Yep, not how I thought she'd react but then, I hadn't thought through Ana reacting, I'd just thought of it as a personal and business decision, "I started the process of buying SIP when I realised how lax security was at SIP because I wanted to keep you safe," and she rolls her eyes at me making me growl, "Well, that was borne out wasn't it?" I only realise that was a low blow when she partially recoils from me. "I'm sorry Baby, I didn't mean to bring up that memory"

"Anyway, it's my wedding present to you, you will run Grey Publishing once we're married…" Oh, perhaps I should have kept that under my hat.
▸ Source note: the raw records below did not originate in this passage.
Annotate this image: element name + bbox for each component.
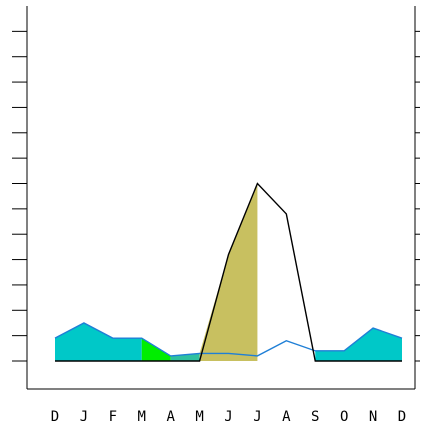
- area-segment-0: [55, 322, 142, 361]
- x-tick-label-3: M: [138, 409, 146, 425]
- axes: [26, 6, 416, 390]
- x-tick-label-1: J: [80, 409, 88, 425]
- y-ticks: [12, 30, 420, 362]
- x-tick-label-0: D: [51, 409, 59, 425]
- x-tick-label-4: A: [166, 409, 175, 425]
- series-lines: [54, 182, 403, 362]
- x-tick-label-7: J: [253, 409, 261, 425]
- x-tick-label-12: D: [398, 409, 406, 425]
- x-tick-label-10: O: [340, 409, 348, 425]
- x-tick-label-2: F: [109, 409, 117, 425]
- x-tick-label-9: S: [311, 409, 319, 425]
- x-tick-label-5: M: [195, 409, 203, 425]
- area-segment-3: [315, 328, 402, 361]
- area-fills: [55, 183, 402, 361]
- x-tick-label-6: J: [224, 409, 232, 425]
- x-tick-label-11: N: [369, 409, 377, 425]
- area-segment-1: [141, 338, 171, 361]
- x-tick-label-8: A: [282, 409, 291, 425]
- area-segment-4: [199, 183, 258, 361]
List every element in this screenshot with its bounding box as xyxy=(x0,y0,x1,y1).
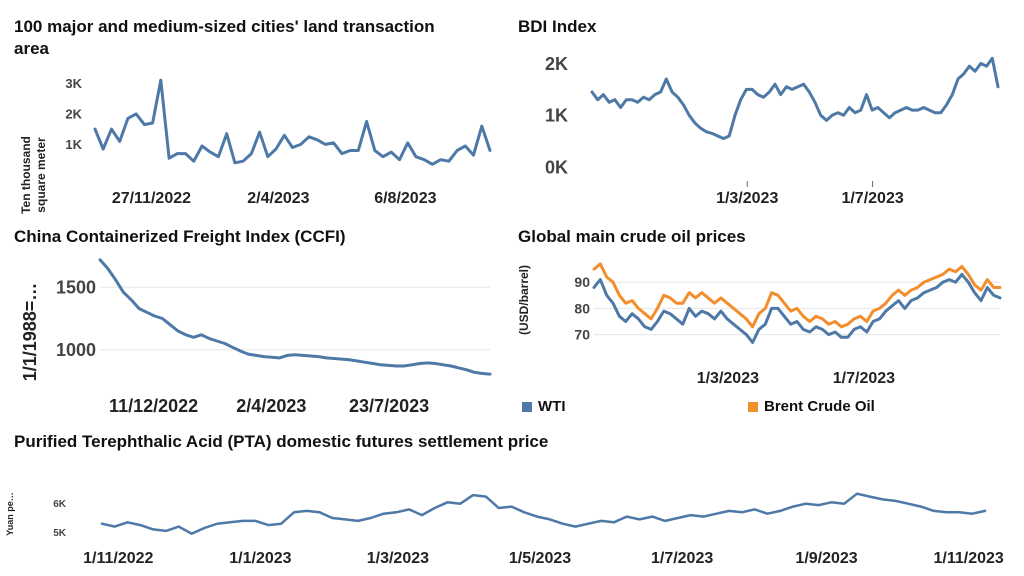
oil-chart-title: Global main crude oil prices xyxy=(518,227,746,246)
legend-wti-label: WTI xyxy=(538,398,566,415)
bdi-y-tick-label: 0K xyxy=(545,157,568,177)
pta-y-tick-label: 5K xyxy=(53,528,67,539)
land-chart-title: 100 major and medium-sized cities' land … xyxy=(14,17,435,58)
bdi-series-line-0 xyxy=(590,56,1000,140)
crude-oil-chart: (USD/barrel) 70 80 90 1/3/2023 1/7/2023 xyxy=(517,262,1002,387)
land-y-tick-label: 1K xyxy=(65,137,82,152)
ccfi-x-tick-label: 23/7/2023 xyxy=(349,396,429,416)
bdi-y-tick-label: 1K xyxy=(545,106,568,126)
oil-x-tick-label: 1/3/2023 xyxy=(697,370,759,387)
oil-y-tick-label: 90 xyxy=(574,274,590,290)
bdi-chart-title: BDI Index xyxy=(518,17,597,36)
oil-y-axis-label: (USD/barrel) xyxy=(517,265,531,335)
ccfi-x-tick-label: 2/4/2023 xyxy=(236,396,306,416)
legend-brent-swatch xyxy=(748,401,758,412)
pta-x-tick-label: 1/3/2023 xyxy=(367,550,429,567)
land-transaction-chart: Ten thousand square meter 1K 2K 3K 27/11/20… xyxy=(19,76,492,214)
pta-y-tick-label: 6K xyxy=(53,499,67,510)
land-x-tick-label: 27/11/2022 xyxy=(112,190,191,207)
pta-chart: Yuan pe… 5K 6K 1/11/2022 1/1/2023 1/3/2023 1/… xyxy=(5,492,1004,567)
oil-y-tick-label: 70 xyxy=(574,327,590,343)
bdi-chart: 0K 1K 2K 1/3/2023 1/7/2023 xyxy=(545,54,1000,207)
pta-x-tick-label: 1/7/2023 xyxy=(651,550,713,567)
bdi-x-tick-label: 1/3/2023 xyxy=(716,190,778,207)
oil-y-tick-label: 80 xyxy=(574,300,590,316)
pta-x-tick-label: 1/5/2023 xyxy=(509,550,571,567)
land-y-axis-label-line1: Ten thousand xyxy=(19,136,33,214)
legend-wti-swatch xyxy=(522,401,532,412)
land-y-tick-label: 3K xyxy=(65,76,82,91)
pta-x-tick-label: 1/11/2022 xyxy=(83,550,153,567)
pta-series-line-0 xyxy=(100,492,987,535)
legend-brent: Brent Crude Oil xyxy=(748,398,875,415)
pta-chart-title: Purified Terephthalic Acid (PTA) domesti… xyxy=(14,432,549,451)
legend-wti: WTI xyxy=(522,398,566,415)
bdi-y-tick-label: 2K xyxy=(545,54,568,74)
land-x-tick-label: 6/8/2023 xyxy=(374,190,436,207)
oil-series-line-wti xyxy=(592,272,1002,344)
bdi-x-tick-label: 1/7/2023 xyxy=(841,190,903,207)
ccfi-chart: 1/1/1988=… 1000 1500 11/12/2022 2/4/2023 23/… xyxy=(20,258,492,416)
ccfi-series-line-0 xyxy=(98,258,492,376)
land-series-line-0 xyxy=(93,78,492,166)
ccfi-y-tick-label: 1500 xyxy=(56,278,96,298)
land-x-tick-label: 2/4/2023 xyxy=(247,190,309,207)
ccfi-chart-title: China Containerized Freight Index (CCFI) xyxy=(14,227,346,246)
oil-series-line-brent-crude-oil xyxy=(592,262,1002,329)
ccfi-y-tick-label: 1000 xyxy=(56,340,96,360)
land-y-tick-label: 2K xyxy=(65,106,82,121)
oil-x-tick-label: 1/7/2023 xyxy=(833,370,895,387)
pta-x-tick-label: 1/1/2023 xyxy=(229,550,291,567)
legend-brent-label: Brent Crude Oil xyxy=(764,398,875,415)
pta-y-axis-label: Yuan pe… xyxy=(5,492,15,536)
land-y-axis-label-line2: square meter xyxy=(34,137,48,213)
pta-x-tick-label: 1/9/2023 xyxy=(795,550,857,567)
ccfi-y-axis-label: 1/1/1988=… xyxy=(20,283,40,382)
ccfi-x-tick-label: 11/12/2022 xyxy=(109,396,198,416)
pta-x-tick-label: 1/11/2023 xyxy=(934,550,1004,567)
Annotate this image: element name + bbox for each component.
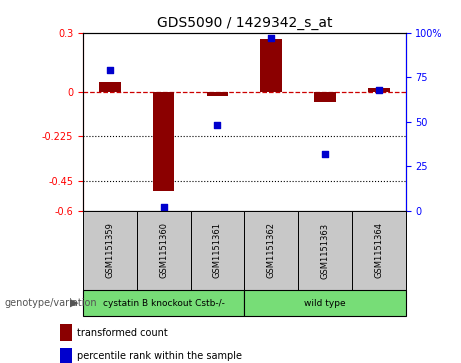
- Text: GSM1151361: GSM1151361: [213, 223, 222, 278]
- Bar: [99, 82, 121, 92]
- Bar: [60, 348, 72, 363]
- Bar: [83, 290, 244, 316]
- Bar: [352, 211, 406, 290]
- Text: GSM1151360: GSM1151360: [159, 223, 168, 278]
- Text: ▶: ▶: [70, 298, 78, 308]
- Text: cystatin B knockout Cstb-/-: cystatin B knockout Cstb-/-: [103, 299, 225, 307]
- Text: transformed count: transformed count: [77, 328, 168, 338]
- Bar: [153, 92, 174, 191]
- Point: [321, 151, 329, 156]
- Point: [375, 87, 383, 93]
- Point: [214, 122, 221, 128]
- Bar: [244, 290, 406, 316]
- Bar: [137, 211, 190, 290]
- Point: [106, 67, 113, 73]
- Text: GSM1151359: GSM1151359: [106, 223, 114, 278]
- Bar: [207, 92, 228, 96]
- Text: GSM1151362: GSM1151362: [267, 223, 276, 278]
- Bar: [260, 38, 282, 92]
- Bar: [60, 324, 72, 340]
- Bar: [83, 211, 137, 290]
- Bar: [244, 211, 298, 290]
- Point: [160, 204, 167, 210]
- Text: GSM1151364: GSM1151364: [374, 223, 383, 278]
- Text: genotype/variation: genotype/variation: [5, 298, 97, 308]
- Bar: [314, 92, 336, 102]
- Text: GSM1151363: GSM1151363: [320, 223, 330, 278]
- Title: GDS5090 / 1429342_s_at: GDS5090 / 1429342_s_at: [157, 16, 332, 30]
- Text: wild type: wild type: [304, 299, 346, 307]
- Bar: [368, 88, 390, 92]
- Text: percentile rank within the sample: percentile rank within the sample: [77, 351, 242, 361]
- Bar: [298, 211, 352, 290]
- Bar: [190, 211, 244, 290]
- Point: [267, 35, 275, 41]
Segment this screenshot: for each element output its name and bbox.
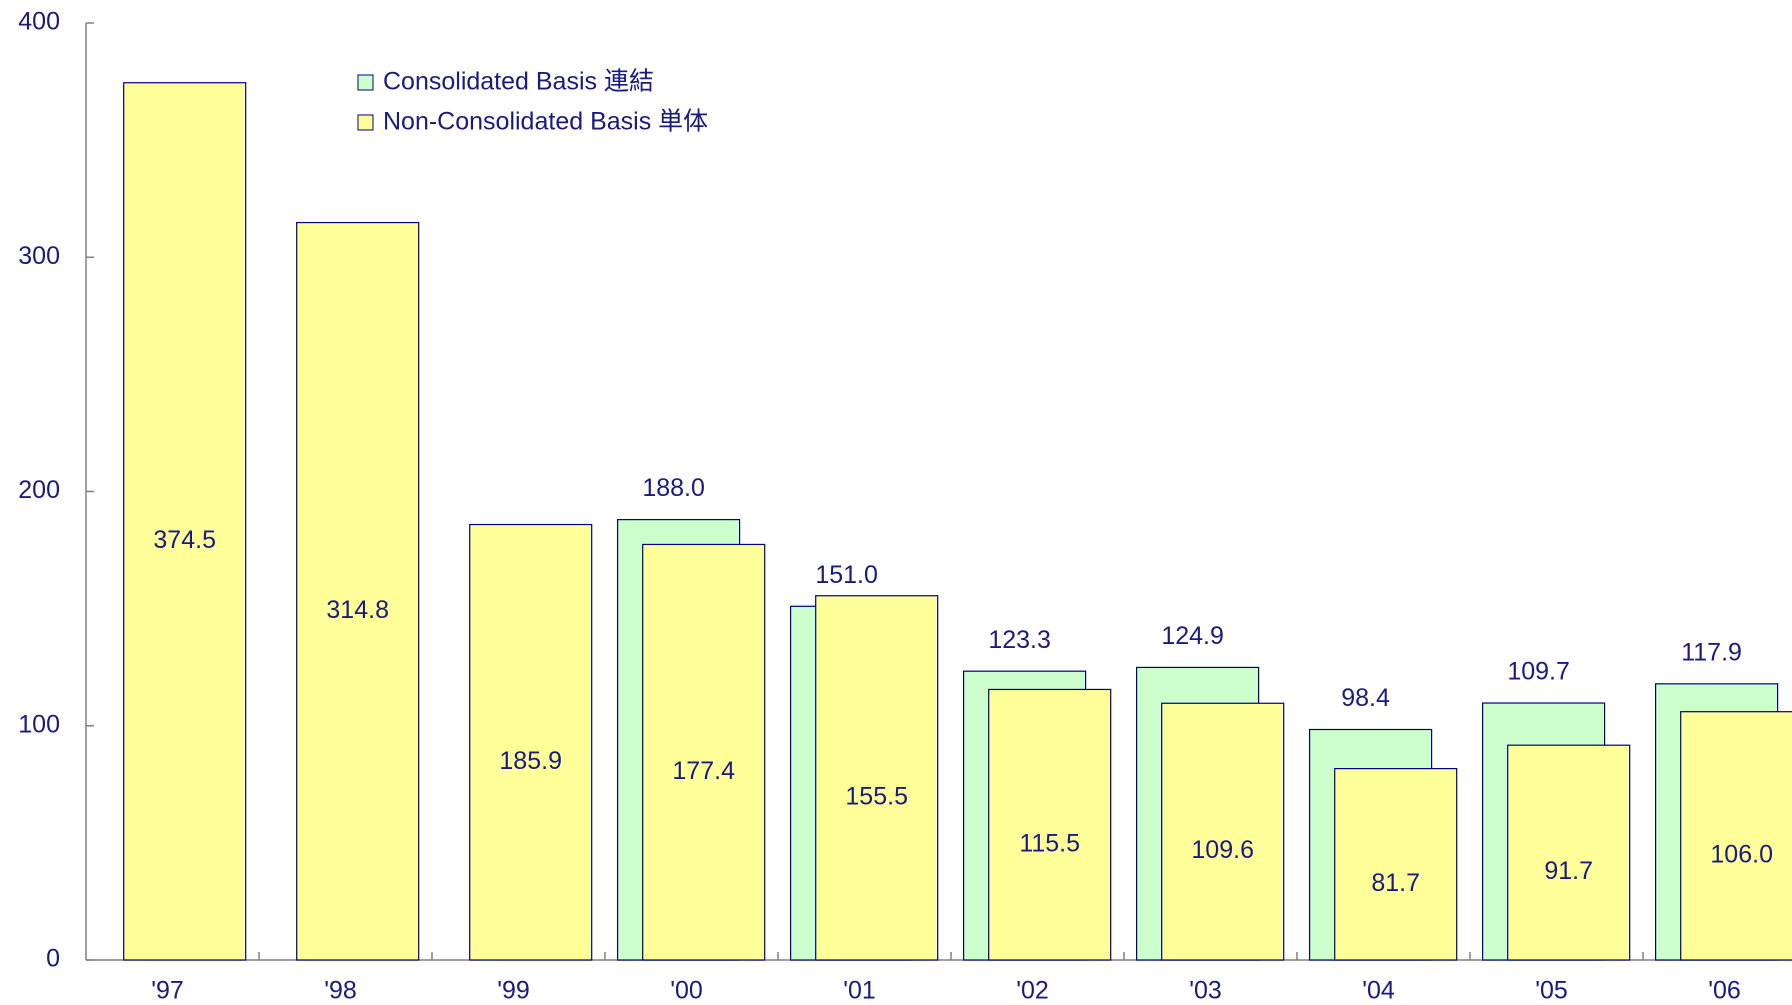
bar: [815, 595, 939, 961]
y-tick-label: 0: [46, 945, 60, 973]
x-tick-label: '99: [497, 977, 530, 1005]
bar: [1507, 744, 1631, 961]
value-label: 177.4: [672, 757, 735, 785]
bar: [469, 523, 593, 961]
x-tick-label: '02: [1016, 977, 1049, 1005]
x-tick-label: '00: [670, 977, 703, 1005]
bar: [1334, 768, 1458, 961]
value-label: 91.7: [1544, 857, 1593, 885]
value-label: 109.6: [1191, 836, 1254, 864]
bar: [123, 82, 247, 961]
value-label: 124.9: [1161, 622, 1224, 650]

"WHAT?!" And she pulls right away from me. "Are you completely insane! How could I run a business? The most I've ever done is sell paint in a hardware store….. you can't do this to me, you are setting me up for failure…"

"Baby, calm down, I would never set you up for failure, I will be there to back you up and I will make sure you have the best people working for you…. You will always succeed baby, because you are a winner."

"No, just simply NO! I will work my way up and I will learn the business as I should, so that I can understand what everyone is doing, I know nothing, nothing! I made coffee more than doing anything else in the one week I did work before everything… everything…. happened.." and she starts sobbing and this time I know it's with frustration… at me as well as the horrid memory I have caused her to recall.

"I can't even work there now because any positive thing that happens to me will be "because I'm sleeping with the Boss" and not on my merits, I told you this before when you wanted me to work for you, I'll have idiots sucking up to me and the bright ones being suspicious of me and it will just ruin it all, I will just have to find another job. Or will you buy that out too?" She is so angry, sniffing through her tears, her voice breaking angrily and I decide that I need to keep quiet.

Nothing I say is going to be well received and despite her response being completely unexpected, when I think about it, I should have realised and thought it through better but then my brain is distracted by the fact that an angry Ana is super sexy. Her eyes are flashing, her cheeks are flushed, her breasts are heaving with each breath and when she tosses her hair I can't help but stand and put out my hands to her. Suspiciously she looks at them and I think she is going to petulantly put hers behind her back, just because she can but she eventually places them in mine.

Pulling her up towards me, I need to both calm her down and feel her fire. I move and cross her arms behind her back and lean forward and she closes her eyes while drawing a deep breath as she nears me, "Baby, I'm sorry, I just want the best for you, I love you, I need you and I want you to be happy," I say quietly as I kiss her, she whimpers in annoyance but relaxes against me, responding as only she can and it is me moaning as I release her hands and move mine up her arms until I am holding her head in my hands, her hair flowing over them and through my fingers.

My heart clenches when Ana finally pulls away and says, "I'm scared, I don't know if I can do any of this."